Un ruolo insostituibile, insomma, ma minacciato dai cambiamenti climatici. Prima di tutto, il rialzo della temperatura del pianeta costringe le api a cambiare habitat e spostarsi di continuo alla ricerca di areali più freschi. Altri contraccolpi arrivano dallo stravolgimento delle stagioni con primavere anticipate e freddo fuori periodo: vuol dire avere polline e nettare sui fiori a disposizione delle api quando ancora non sono pronte a raccoglierlo e, invece, fioriture vuote quando dovrebbero alimentarsi, con effetti sulla capacità produttiva e riproduttiva, ma pure sulla resistenza alle malattie. Che è poi un altro risultato del climate change. Il riscaldamento globale, infatti, facilita la proliferazione dei cosiddetti “parassiti dell’alveare”, dalla Varroa alla Vespa Vellutina all’Aethina tumida, micidiali per le nostre api.

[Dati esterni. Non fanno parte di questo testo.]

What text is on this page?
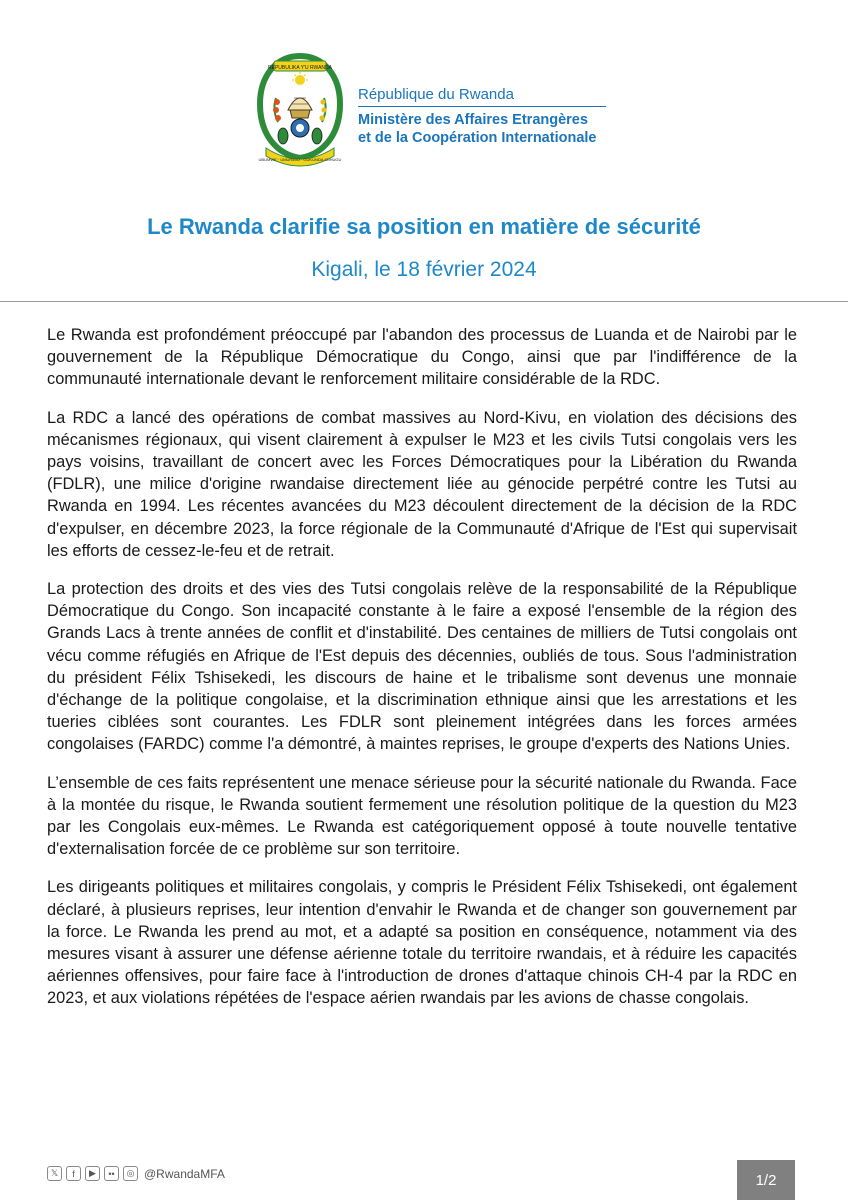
REPUBULIKA Y'U RWANDA
UBUMWE · UMURIMO · GUKUNDA IGIHUGU
République du Rwanda
Ministère des Affaires Etrangères
et de la Coopération Internationale
Le Rwanda clarifie sa position en matière de sécurité
Kigali, le 18 février 2024

Le Rwanda est profondément préoccupé par l'abandon des processus de Luanda et de Nairobi par le gouvernement de la République Démocratique du Congo, ainsi que par l'indifférence de la communauté internationale devant le renforcement militaire considérable de la RDC.

La RDC a lancé des opérations de combat massives au Nord-Kivu, en violation des décisions des mécanismes régionaux, qui visent clairement à expulser le M23 et les civils Tutsi congolais vers les pays voisins, travaillant de concert avec les Forces Démocratiques pour la Libération du Rwanda (FDLR), une milice d'origine rwandaise directement liée au génocide perpétré contre les Tutsi au Rwanda en 1994. Les récentes avancées du M23 découlent directement de la décision de la RDC d'expulser, en décembre 2023, la force régionale de la Communauté d'Afrique de l'Est qui supervisait les efforts de cessez-le-feu et de retrait.

La protection des droits et des vies des Tutsi congolais relève de la responsabilité de la République Démocratique du Congo. Son incapacité constante à le faire a exposé l'ensemble de la région des Grands Lacs à trente années de conflit et d'instabilité. Des centaines de milliers de Tutsi congolais ont vécu comme réfugiés en Afrique de l'Est depuis des décennies, oubliés de tous. Sous l'administration du président Félix Tshisekedi, les discours de haine et le tribalisme sont devenus une monnaie d'échange de la politique congolaise, et la discrimination ethnique ainsi que les arrestations et les tueries ciblées sont courantes. Les FDLR sont pleinement intégrées dans les forces armées congolaises (FARDC) comme l'a démontré, à maintes reprises, le groupe d'experts des Nations Unies.

L’ensemble de ces faits représentent une menace sérieuse pour la sécurité nationale du Rwanda. Face à la montée du risque, le Rwanda soutient fermement une résolution politique de la question du M23 par les Congolais eux-mêmes. Le Rwanda est catégoriquement opposé à toute nouvelle tentative d'externalisation forcée de ce problème sur son territoire.

Les dirigeants politiques et militaires congolais, y compris le Président Félix Tshisekedi, ont également déclaré, à plusieurs reprises, leur intention d'envahir le Rwanda et de changer son gouvernement par la force. Le Rwanda les prend au mot, et a adapté sa position en conséquence, notamment via des mesures visant à assurer une défense aérienne totale du territoire rwandais, et à réduire les capacités aériennes offensives, pour faire face à l'introduction de drones d'attaque chinois CH-4 par la RDC en 2023, et aux violations répétées de l'espace aérien rwandais par les avions de chasse congolais.

𝕏	f	▶	••	◎ @RwandaMFA	1/2
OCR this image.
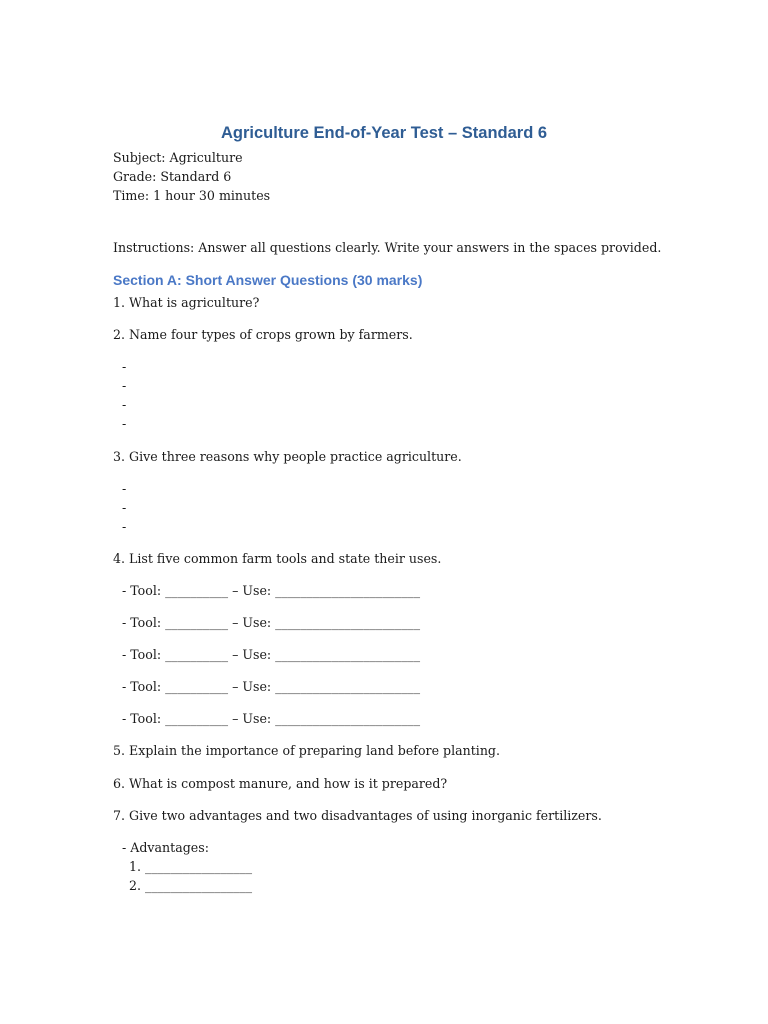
Agriculture End-of-Year Test – Standard 6
Subject: Agriculture
Grade: Standard 6
Time: 1 hour 30 minutes
Instructions: Answer all questions clearly. Write your answers in the spaces provided.
Section A: Short Answer Questions (30 marks)
1. What is agriculture?
2. Name four types of crops grown by farmers.
-
-
-
-
3. Give three reasons why people practice agriculture.
-
-
-
4. List five common farm tools and state their uses.
- Tool: __________ – Use: _______________________
- Tool: __________ – Use: _______________________
- Tool: __________ – Use: _______________________
- Tool: __________ – Use: _______________________
- Tool: __________ – Use: _______________________
5. Explain the importance of preparing land before planting.
6. What is compost manure, and how is it prepared?
7. Give two advantages and two disadvantages of using inorganic fertilizers.
- Advantages:
1. _________________
2. _________________
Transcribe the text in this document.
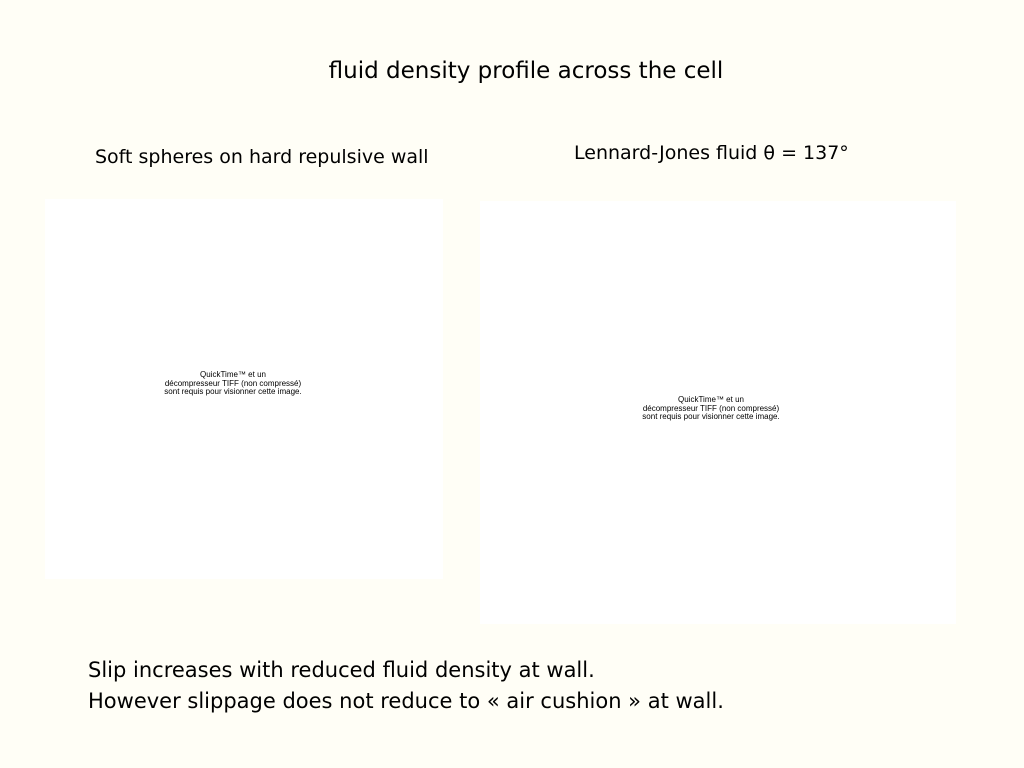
fluid density profile across the cell
Soft spheres on hard repulsive wall	Lennard-Jones fluid θ = 137°
QuickTime™ et un
décompresseur TIFF (non compressé)
sont requis pour visionner cette image.
QuickTime™ et un
décompresseur TIFF (non compressé)
sont requis pour visionner cette image.
Slip increases with reduced fluid density at wall.
However slippage does not reduce to « air cushion » at wall.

Per tutti questi motivi, solo nel 2019 la produzione nazionale di miele di acacia e agrumi ha fatto registrare una contrazione del 41%, con una perdita in termini economici di 73 milioni di euro. E questo nonostante gli oltre 50.000 apicoltori italiani che curano 1,1 milione di alveari sparsi nelle campagne nostrane hanno concentrato i loro sforzi per salvare le api, attraverso la nutrizione artificiale con sciroppo di zucchero e canditi proteici. “È fondamentale quindi promuovere misure che favoriscano e tutelino lo sviluppo dell’apicoltura - commenta il presidente Cia - Agricoltori Italiani, Dino Scanavino - ed occorre sostenere i piccoli apicoltori: il cittadino che compra il miele al mercato contadino, nelle botteghe della nostra associazione La Spesa in Campagna, aiuta gli apicoltori e, con loro, difende la biodiversità e l’economia del paese”. Alle istituzioni, ha aggiunto, “chiediamo di intervenire sul sistema fiscale, prevedendo un’aliquota Iva agricola anche per servizi di impollinazione, pappa reale e polline; di introdurre adeguate misure di sostegno assicurativo contro le calamità naturali; di valorizzare l’apicoltura attraverso incentivi per i produttori agricoli da inquadrare nei Psr”.